Neverland est ce grand parc d'attractions privé où Michael Jackson a sa résidence principale.

Michael Jackson n'est pas seulement le doux rêveur innocent tout tourné vers la cristallisation d'un conte de fées qu'il partage généreusement avec son entourage, il est aussi un enfant gâté, obstiné, tyrannique et carrément immoral. Cette face sombre, peu l'entrevoient, car elle ne s'exprime pas en plein jour. C'est la nuit, derrière les portes closes de son vaste manoir, avec ses jeunes admirateurs, dans l'intimité de sa chambre à coucher, que ce côté moins reluisant se manifeste parfois.

Wade Robson et James Safechuck, ainsi que leurs familles respectives, font partie des quelques élus forcés de former un troisième déni : le Michael Jackson qui s'exprime la nuit est forcément identique à celui de la journée. Occasionnellement, la mère et la sœur de Wade Robson dormaient dans la chambre à côté de celle occupée par Michael Jackson et leurs fils. Jamais il ne leur serait venu à l'idée que l'attachement qui liait la vedette musicale à Wade puisse sortir du cadre du conte de fées de Neverland. De leur côté, les deux jeunes garçons âgés d'à peine 7 et 9 ans, quand ils entrèrent dans l'intimité de leur idole, ont formé un autre déni de taille qui est celui de considérer que les attouchements sexuels de Michael Jackson étaient la plus grande preuve d'amour à leur égard. Un amour qui devait rester entre eux. Comme tout pédophile, dans le déni sur la vraie nature de ses actes, Michael Jackson appliquait une loi fondamentale de la manipulation malveillante. Transformer le faux en vrai et exigeait l'adhésion à la loi du secret partagé à travers le serment réciproque. Qui d'un côté entretient l'impunité de l'abuseur et de l'autre l'asservissement physique et moral de la victime. 
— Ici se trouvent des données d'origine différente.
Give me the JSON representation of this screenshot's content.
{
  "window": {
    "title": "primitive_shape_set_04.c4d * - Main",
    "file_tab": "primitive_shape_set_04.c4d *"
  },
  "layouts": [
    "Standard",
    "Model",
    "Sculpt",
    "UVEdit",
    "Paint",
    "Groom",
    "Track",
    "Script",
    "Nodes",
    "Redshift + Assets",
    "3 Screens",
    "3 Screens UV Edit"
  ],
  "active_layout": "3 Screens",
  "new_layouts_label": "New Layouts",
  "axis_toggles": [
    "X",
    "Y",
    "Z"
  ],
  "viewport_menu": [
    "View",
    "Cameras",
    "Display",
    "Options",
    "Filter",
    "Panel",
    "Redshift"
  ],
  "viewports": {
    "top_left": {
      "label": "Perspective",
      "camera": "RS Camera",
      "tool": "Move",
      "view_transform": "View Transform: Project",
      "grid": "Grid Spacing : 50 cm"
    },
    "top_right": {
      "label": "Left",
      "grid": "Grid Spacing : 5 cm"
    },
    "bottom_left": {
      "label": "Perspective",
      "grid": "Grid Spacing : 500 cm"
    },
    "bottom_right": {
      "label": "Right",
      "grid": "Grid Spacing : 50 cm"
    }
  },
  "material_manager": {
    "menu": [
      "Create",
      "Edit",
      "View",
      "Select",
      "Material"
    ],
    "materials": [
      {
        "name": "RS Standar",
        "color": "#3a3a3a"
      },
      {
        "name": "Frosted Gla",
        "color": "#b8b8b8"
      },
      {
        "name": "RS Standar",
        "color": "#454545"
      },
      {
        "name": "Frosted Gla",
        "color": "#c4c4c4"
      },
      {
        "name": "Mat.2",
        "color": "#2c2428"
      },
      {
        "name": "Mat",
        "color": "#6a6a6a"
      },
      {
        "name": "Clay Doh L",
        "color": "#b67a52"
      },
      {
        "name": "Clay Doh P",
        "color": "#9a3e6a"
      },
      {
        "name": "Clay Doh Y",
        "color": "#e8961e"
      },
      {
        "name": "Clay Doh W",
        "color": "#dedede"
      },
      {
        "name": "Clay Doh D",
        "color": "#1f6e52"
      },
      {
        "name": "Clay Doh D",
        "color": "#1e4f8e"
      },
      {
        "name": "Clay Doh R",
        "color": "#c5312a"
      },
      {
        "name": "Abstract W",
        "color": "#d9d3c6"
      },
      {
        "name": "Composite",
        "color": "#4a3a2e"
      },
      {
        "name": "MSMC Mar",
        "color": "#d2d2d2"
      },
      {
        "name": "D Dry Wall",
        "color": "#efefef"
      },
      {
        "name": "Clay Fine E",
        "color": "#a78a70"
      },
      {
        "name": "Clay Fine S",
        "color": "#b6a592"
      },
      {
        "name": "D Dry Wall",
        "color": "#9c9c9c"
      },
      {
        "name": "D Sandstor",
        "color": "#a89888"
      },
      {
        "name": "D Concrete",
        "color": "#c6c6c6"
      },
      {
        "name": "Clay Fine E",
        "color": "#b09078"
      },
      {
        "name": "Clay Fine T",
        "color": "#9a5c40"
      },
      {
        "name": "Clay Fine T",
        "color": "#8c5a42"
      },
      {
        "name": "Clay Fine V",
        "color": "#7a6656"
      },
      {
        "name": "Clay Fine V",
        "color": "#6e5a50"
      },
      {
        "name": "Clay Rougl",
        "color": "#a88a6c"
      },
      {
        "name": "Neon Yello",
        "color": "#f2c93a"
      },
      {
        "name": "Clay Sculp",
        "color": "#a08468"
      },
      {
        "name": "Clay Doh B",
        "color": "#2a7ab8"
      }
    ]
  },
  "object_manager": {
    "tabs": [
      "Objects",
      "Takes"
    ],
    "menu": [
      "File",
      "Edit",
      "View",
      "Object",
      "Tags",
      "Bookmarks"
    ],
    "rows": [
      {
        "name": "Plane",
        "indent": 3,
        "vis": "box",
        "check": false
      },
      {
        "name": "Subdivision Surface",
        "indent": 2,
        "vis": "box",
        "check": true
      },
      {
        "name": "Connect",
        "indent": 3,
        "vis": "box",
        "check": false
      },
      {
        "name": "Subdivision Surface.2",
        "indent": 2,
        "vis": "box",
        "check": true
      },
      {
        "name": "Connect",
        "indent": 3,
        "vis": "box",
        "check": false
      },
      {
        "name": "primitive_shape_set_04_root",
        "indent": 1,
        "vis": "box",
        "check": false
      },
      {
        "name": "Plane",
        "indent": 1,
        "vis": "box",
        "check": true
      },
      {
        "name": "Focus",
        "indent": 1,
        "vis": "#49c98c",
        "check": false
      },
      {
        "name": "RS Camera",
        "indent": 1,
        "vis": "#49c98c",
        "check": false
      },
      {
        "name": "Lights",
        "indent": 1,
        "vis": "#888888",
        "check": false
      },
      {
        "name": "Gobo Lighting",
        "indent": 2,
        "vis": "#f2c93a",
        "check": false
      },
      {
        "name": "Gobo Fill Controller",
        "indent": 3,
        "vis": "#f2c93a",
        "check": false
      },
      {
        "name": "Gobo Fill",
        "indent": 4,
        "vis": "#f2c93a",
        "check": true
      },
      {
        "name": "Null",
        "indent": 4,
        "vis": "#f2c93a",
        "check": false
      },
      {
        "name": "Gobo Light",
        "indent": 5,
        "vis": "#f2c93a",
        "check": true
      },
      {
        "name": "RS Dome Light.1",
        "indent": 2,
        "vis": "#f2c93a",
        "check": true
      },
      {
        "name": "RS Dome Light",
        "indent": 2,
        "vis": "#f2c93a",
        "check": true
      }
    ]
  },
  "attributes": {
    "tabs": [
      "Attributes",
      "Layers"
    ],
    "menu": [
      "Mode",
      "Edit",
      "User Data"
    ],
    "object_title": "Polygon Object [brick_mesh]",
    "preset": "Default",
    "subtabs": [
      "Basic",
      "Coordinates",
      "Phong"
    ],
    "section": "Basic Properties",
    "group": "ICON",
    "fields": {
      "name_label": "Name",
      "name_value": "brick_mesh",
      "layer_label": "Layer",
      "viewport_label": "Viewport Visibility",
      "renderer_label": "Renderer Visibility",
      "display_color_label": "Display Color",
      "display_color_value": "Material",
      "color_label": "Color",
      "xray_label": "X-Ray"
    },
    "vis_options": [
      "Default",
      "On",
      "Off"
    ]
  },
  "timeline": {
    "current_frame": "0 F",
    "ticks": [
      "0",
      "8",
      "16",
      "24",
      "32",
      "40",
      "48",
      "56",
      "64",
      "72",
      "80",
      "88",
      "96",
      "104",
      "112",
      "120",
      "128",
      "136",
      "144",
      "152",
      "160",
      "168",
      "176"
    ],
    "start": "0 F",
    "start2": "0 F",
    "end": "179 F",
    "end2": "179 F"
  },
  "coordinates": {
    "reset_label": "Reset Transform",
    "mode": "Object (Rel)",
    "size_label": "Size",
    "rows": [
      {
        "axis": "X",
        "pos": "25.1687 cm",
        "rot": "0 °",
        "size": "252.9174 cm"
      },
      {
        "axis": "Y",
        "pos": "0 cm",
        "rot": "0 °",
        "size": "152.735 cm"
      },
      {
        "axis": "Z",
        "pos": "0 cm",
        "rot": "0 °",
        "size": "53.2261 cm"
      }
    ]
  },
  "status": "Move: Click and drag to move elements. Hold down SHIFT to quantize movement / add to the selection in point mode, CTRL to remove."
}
Ce quatrième déni est le plus puissant, car il excuse le délit et se trouve être par la même occasion un défi à la réalité et à l'autorité naturelle des parents. Ce jeu de rôle où Peter Pan cède sa place à un pervers sans vergogne n'est possible qu'à partir du moment où Michael Jackson s'arroge dans l'inconscient de Wade et de James l'autorité de leurs parents. Les victimes de Michael Jackson acceptent leur condition à partir du moment où elles considèrent que les lois qui régissent le monde de leur abuseur supplantent celles de leurs parents. L'ascendant psychologique et physique qu'exerce Michael Jackson sur les enfants lui permet d'obtenir la loyauté de ses victimes tout en maintenant l'illusion dans son entourage.

Il semble évident que Michael Jackson se trouve lui-même dans le déni total au sujet de la nature abusive et criminelle de ses actes de pédophilie. Comment en est-il arrivé à former cette conception totalement pervertie des rapports humains ?

Either you’re a winner in this life, or a loser. And none of my kids are gonna be losers.Joseph Jackson

Peut-être que les paroles de Joseph Jackson, le père de Michael, laissent entrevoir le dilemme auquel était confronté son fils, incapable de s'affirmer comme un gagneur autrement que par sa prise de pouvoir perverse sur des enfants.